While news headlines and anxious parent may tell you otherwise, the fact is it is no more difficult for most students to get into college today than 10 years ago. That’s the message in a new report from the Center for Public Education, an initiative of the National School Boards Association.

The report, titled “Chasing the College Acceptance Letter,”  concludes that if students are well prepared in high school and earn the right credentials, they will most likely get into a competitive university. What qualifies as the right credentials? Not necessarily straight A’s. The report suggests “decent grades,” college prep courses, and good scores on college entrance exams will get most students into a competitive university even if it is not the school of their dreams.

But the report also points out that minority and low-income students are less likely to get the credentials necessary for admission into a competitive university. And even those low-income students who are well prepared are less likely to get accepted to a competitive school than their high-income counterparts (67 percent vs. 80 percent).

As for all the news headlines about colleges being flooded with applications and having to turn away more students, it’s important to keep the facts in perspective. Just because the number of applications are up, it doesn’t mean there are fewer spots for qualified students. As the report says: “Does a C student sending an application to Harvard decrease the school’s acceptance rate? Yes. But does it decrease the chances of a straight-A student getting admitted? Doubtful.”

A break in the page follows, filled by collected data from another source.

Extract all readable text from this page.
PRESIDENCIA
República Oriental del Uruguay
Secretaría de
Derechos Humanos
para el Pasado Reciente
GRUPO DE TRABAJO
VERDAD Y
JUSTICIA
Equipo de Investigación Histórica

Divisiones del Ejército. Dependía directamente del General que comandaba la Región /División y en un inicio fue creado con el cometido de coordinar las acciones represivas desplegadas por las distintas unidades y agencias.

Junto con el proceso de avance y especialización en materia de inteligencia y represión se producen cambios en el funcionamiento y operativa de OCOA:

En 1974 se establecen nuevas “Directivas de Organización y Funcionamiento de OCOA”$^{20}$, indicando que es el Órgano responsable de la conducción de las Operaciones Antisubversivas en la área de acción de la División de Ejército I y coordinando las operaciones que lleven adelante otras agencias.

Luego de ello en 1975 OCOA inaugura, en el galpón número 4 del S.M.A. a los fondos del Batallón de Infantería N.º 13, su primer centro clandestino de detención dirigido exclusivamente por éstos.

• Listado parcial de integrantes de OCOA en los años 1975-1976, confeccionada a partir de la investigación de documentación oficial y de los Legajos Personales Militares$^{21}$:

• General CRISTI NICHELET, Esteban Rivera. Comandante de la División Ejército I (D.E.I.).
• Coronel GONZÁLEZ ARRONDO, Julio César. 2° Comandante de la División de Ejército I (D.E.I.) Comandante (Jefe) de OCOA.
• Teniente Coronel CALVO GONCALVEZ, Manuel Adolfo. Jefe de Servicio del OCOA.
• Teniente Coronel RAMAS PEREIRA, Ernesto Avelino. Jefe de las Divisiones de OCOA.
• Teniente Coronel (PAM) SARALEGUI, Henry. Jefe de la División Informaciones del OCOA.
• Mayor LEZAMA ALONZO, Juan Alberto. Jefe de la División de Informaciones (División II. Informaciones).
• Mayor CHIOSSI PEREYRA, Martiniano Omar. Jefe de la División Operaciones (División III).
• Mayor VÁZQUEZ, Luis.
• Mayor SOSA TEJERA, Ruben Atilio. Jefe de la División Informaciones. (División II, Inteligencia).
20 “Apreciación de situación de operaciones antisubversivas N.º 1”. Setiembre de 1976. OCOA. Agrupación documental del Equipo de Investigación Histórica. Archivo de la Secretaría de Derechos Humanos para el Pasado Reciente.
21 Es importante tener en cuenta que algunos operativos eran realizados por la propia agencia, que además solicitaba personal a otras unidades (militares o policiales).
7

Now for the fine print. The authors of the report stress that their conclusions are based on the “average” applicants’ chances of getting into a competitive or somewhat selective college. That means universities that admit between 75 and 85 percent of their applicants. So what does an average high school student look like? The criteria used in the report was a GPA of 3.1, a score of 21 on the ACT and a passing grade in math and science courses up through chemistry and trigonometry (or the equivalents, Algebra III and Analytic Geometry.)